Eu já nasci no caminho dos sonhos. Minha vida foi marcada por mortes.
Mortes?
Sucessivas, Cleobulina.
Todo dia ao meio-dia, a mamãe filha do vovô apanhava de palmatória. E obrigava o vovô que a mamãe lhe mostrasse as palmas das mãos. E a mamãe obedecia. Durante todo o dia, eu esperava que a mamãe me obrigasse a mostrar as palmas de minhas mãos.
A mamãe tinha sempre próxima a ela a palmatória. Vovô ao meio-dia lhe chamava:
Traga-me à palmatória.
Eu não questiono, Cleobulina, a tradição.
Não, não senhora! concordou Cleobulina com a boca cheia de brioche.
Não! enfatizou. O que existem são a luminosidade e trevas.
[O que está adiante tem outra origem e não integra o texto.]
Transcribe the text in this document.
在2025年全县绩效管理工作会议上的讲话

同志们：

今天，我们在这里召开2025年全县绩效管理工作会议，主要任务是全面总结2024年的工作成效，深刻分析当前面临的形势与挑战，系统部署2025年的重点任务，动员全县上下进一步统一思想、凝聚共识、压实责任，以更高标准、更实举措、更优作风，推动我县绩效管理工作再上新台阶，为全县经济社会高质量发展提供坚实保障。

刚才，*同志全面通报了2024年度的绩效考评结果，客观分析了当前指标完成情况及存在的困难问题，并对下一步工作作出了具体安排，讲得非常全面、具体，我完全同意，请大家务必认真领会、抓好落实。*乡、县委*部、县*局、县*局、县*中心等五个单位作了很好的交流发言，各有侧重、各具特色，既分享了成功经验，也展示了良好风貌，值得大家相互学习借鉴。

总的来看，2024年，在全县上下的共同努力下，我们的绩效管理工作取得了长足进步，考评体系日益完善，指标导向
Onde tudo se vê e se compreende e se aceita e se convive na mais absoluta paz de espírito.
Paz de espírito...! repetiu Cleobulina as últimas palavras da viúva Dodona. Cleobulina ficou cada vez mais admirada de mesa tão rica, de lugar tão limpo, de ambiente tão calmo. Com a boca cheia de brioche.
E as trevas onde tudo é confuso. A mentira apresenta-se como verdade. A fome como única opção. A dor como prazer. O escárnio como diversão. E o ódio como passatempo.
É? com outros brioches na boca e nas mãos. Cleobulina habituada a ver barracos em beiço de rios, ao lado dos esgotos em Maceió, deslumbrava-se com brioches e o canto de sabiá-laranjeira que anunciava outra manhã.